I agree. It seems to me that, even without mentioning what a witness would have said, the mere mention that a witness was not called by the other side infers that witness had evidence helpful to your client. Because such evidence was not presented, it seems appropriate to ban the reference.

As an aside, this might be an interesting topic for those of us who teach PR/ethics - when, if ever, is it appropriate to disregard a judge's orders? I remember as young litigator hearing about a senior partner who was jailed for disobeying a judge's order; he was considered a hero at the firm -- a real zealous advocate. When is refusing to obey a judge's order proper zealous advocacy and when is it conduct prejudicial to the administration of justice?

John Steele

Thanks, Rick and Laurel,

I'm trying to find the standard jury instruction in civil cases. Here's the "better evidence" instruction, which has a similar use.

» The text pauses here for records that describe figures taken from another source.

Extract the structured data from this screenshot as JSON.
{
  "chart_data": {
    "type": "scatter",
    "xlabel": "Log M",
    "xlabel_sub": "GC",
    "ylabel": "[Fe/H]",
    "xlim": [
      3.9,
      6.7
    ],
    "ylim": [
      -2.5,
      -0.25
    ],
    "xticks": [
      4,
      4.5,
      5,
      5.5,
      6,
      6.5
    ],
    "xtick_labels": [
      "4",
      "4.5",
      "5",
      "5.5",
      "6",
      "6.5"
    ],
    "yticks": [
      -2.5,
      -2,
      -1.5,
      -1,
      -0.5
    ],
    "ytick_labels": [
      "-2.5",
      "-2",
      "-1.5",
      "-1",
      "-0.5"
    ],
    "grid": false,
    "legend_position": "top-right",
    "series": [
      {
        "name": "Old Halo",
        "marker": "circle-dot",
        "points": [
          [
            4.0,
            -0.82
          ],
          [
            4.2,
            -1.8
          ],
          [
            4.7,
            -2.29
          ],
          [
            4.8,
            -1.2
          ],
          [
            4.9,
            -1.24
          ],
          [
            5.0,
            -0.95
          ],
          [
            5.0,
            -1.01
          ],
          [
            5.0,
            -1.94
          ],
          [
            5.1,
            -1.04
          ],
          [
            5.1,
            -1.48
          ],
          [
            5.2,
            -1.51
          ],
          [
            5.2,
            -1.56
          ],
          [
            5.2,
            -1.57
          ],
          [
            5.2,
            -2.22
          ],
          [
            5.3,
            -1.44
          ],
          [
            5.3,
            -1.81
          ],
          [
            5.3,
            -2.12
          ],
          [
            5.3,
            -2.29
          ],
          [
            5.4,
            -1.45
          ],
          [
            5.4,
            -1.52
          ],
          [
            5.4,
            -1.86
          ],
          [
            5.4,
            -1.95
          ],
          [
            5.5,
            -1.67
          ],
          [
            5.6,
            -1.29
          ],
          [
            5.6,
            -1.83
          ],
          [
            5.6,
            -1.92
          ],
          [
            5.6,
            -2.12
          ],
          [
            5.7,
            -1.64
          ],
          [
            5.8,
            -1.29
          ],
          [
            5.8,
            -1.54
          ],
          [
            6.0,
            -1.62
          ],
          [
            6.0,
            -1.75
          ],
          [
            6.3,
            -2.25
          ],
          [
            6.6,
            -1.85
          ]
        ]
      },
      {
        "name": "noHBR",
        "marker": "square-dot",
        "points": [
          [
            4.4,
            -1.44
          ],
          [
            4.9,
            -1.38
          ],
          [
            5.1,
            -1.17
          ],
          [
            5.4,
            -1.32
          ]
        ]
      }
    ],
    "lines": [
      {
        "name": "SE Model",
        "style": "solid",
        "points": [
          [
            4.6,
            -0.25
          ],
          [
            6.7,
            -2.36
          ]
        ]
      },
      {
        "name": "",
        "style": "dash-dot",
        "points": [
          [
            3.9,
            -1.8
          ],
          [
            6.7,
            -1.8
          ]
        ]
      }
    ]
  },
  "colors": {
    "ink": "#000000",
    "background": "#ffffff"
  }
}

California Civil Jury Instructions (CACI)
203. Party Having Power to Produce Better Evidence
You may consider the ability of each party to provide evidence. If a party provided weaker evidence when it could have provided stronger evidence, you may distrust the weaker evidence.
New September 2003

Rick Underwood

There are also some old cases about the prosecutor's failure to call "res gestae" witnesses. In such a case an adverse inference might be drawn. Again though, without knowing who the witnesses are, and their connection to Blogo and his alleged misdeeds, it's hard to comment on the judge's ruling. In any event I agree with the Huffington piece - we do not want to invite lawyer testimony about what witnesses would have said if they had been called. I suspect that we will hear some of this though. Damn the torpedos and full speed ahead! As an observer with no stake in the outcome, I rather enjoy it when all hell breaks loose. Gives me something to write about in my litigation ethics book. Also, there is the Schadenfreude factor. Keep us posted.

Rick Underwood

There is a good post on the "missing witness instruction" citing federal criminal caes on the TalkLeft blog, July 27, titled "Blago adds lawyer for jury instruction issues."

John Steele

Rick,

Thanks. I've edited the post to incorporate that.